Closed atomrab closed 9 years ago
There is no "date type" in the underlying dataset. All we have is: the original label as entered by the curator, and the normalized ISO8601 date. Maybe we should show the original with the normalized version in parentheses after.
But then how do you know that e.g. Fasti is using an idiosyncratic "Before present counting back from 2000" dating system? Or that a Russian period uses the Julian calendar? Isn't this information we want to preserve? We did put this into the spreadsheet for the benefit of the parser. Speaking of which, how do you indicate that you're dealing with a date in the Julian and not the Gregorian calendar? It will still look like it's "AD".
But then how do you know that e.g. Fasti is using an idiosyncratic "Before present counting back from 2000" dating system? Or that a Russian period uses the Julian calendar? Isn't this information we want to preserve?
We are preserving it, by keeping the original text and the ISO equivalent. What other information do we have to preserve?
But in this case the original text is simply "5600". The type was BP 2000, but this wasn't stated in the labels themselves. So one might be able to infer from the ISO equivalent that this is what is going on, if one knows how BP dates work (though you'd be confused, since usually they're from 1950, and you might think we'd parsed incorrectly). But the average user certainly wouldn't be able to figure out this information. And how will someone entering a Julian date for pre-Revolutionary Russia be able to indicate to the parser that this is the format he's using?
The parser obviously recognizes the date formats we put in the spreadsheet. I know we want to avoid unnecessary complication, but is there a way we can allow a user to say, for example, "these dates are BP, but with 2000 as a starting point", and then let a viewer know that this was the format?
Having dates that look like "5300" when in fact they're BP with 2000 as a start date is really confusing. Having dates that say "5300 (-3299)" is still pretty confusing. That's my point.
Should the FASTI dates say e.g. "5300 BP" even though that is not how they appear in the source? If they had been entered through the client, they would have to be "5300 BP" because otherwise they would not be parsed correctly. So maybe we just add "BP" to all the FASTI dates, plus an editorial note explaining this. Would "5300 BP (-3299)" be less confusing?
Still confusing, because Fasti used 2000 as a the point from which to count back, whereas most people use 1950. Same with Julian dates, which still say BC/AD but mean something different from the Gregorian BC/AD. Or Hegira dates, or Chinese dates, etc., especially if the original label assumed the user knew which dating system was being used from context. Basically, I'm asking if we need a way to show the user context, and allow the data-enterer to provide it.

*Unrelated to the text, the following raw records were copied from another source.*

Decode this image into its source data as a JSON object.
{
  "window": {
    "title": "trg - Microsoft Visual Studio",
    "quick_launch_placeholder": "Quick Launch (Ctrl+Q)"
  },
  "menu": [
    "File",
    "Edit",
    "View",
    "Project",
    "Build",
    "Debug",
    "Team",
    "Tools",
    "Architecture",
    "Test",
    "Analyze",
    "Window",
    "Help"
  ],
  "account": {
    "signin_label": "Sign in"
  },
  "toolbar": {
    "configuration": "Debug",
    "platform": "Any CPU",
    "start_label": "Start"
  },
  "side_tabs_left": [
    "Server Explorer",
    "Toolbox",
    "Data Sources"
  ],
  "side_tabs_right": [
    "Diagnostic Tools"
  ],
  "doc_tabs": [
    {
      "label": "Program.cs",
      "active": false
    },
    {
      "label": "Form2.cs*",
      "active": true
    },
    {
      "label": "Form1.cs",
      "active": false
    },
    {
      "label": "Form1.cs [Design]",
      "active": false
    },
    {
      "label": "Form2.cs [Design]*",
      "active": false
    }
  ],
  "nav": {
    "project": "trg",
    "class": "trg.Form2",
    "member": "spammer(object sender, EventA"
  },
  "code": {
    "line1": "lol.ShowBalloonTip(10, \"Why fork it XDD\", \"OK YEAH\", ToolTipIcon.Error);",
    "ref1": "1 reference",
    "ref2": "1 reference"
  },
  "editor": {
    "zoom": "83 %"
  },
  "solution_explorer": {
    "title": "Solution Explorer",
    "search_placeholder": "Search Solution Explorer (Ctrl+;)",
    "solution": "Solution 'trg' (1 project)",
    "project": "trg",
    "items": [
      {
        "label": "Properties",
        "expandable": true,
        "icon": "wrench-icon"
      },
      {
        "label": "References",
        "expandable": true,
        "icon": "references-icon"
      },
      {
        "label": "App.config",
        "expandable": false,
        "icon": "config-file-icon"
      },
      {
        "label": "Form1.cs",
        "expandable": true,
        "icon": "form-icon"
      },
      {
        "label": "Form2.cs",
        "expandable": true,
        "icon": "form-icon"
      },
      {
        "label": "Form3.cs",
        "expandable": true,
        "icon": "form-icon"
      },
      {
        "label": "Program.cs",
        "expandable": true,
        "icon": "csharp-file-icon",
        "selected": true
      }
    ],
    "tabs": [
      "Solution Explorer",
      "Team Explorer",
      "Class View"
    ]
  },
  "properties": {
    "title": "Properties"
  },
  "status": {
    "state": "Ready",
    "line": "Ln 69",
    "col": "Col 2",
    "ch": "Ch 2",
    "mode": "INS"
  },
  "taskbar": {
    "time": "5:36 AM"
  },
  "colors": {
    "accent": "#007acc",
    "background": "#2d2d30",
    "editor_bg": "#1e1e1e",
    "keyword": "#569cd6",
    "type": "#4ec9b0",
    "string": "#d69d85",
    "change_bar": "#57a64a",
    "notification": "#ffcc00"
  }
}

On Thu, Mar 12, 2015 at 8:56 AM, Ryan Shaw notifications@github.com wrote:
Should the FASTI dates say e.g. "5300 BP" even though that is not how they appear in the source? If they had been entered through the client, they would have to be "5300 BP" because otherwise they would not be parsed correctly. So maybe we just add "BP" to all the FASTI dates, plus an editorial note explaining this. Would "5300 BP (-3299)" be less confusing?
— Reply to this email directly or view it on GitHub https://github.com/periodo/periodo-client/issues/25#issuecomment-78483592 .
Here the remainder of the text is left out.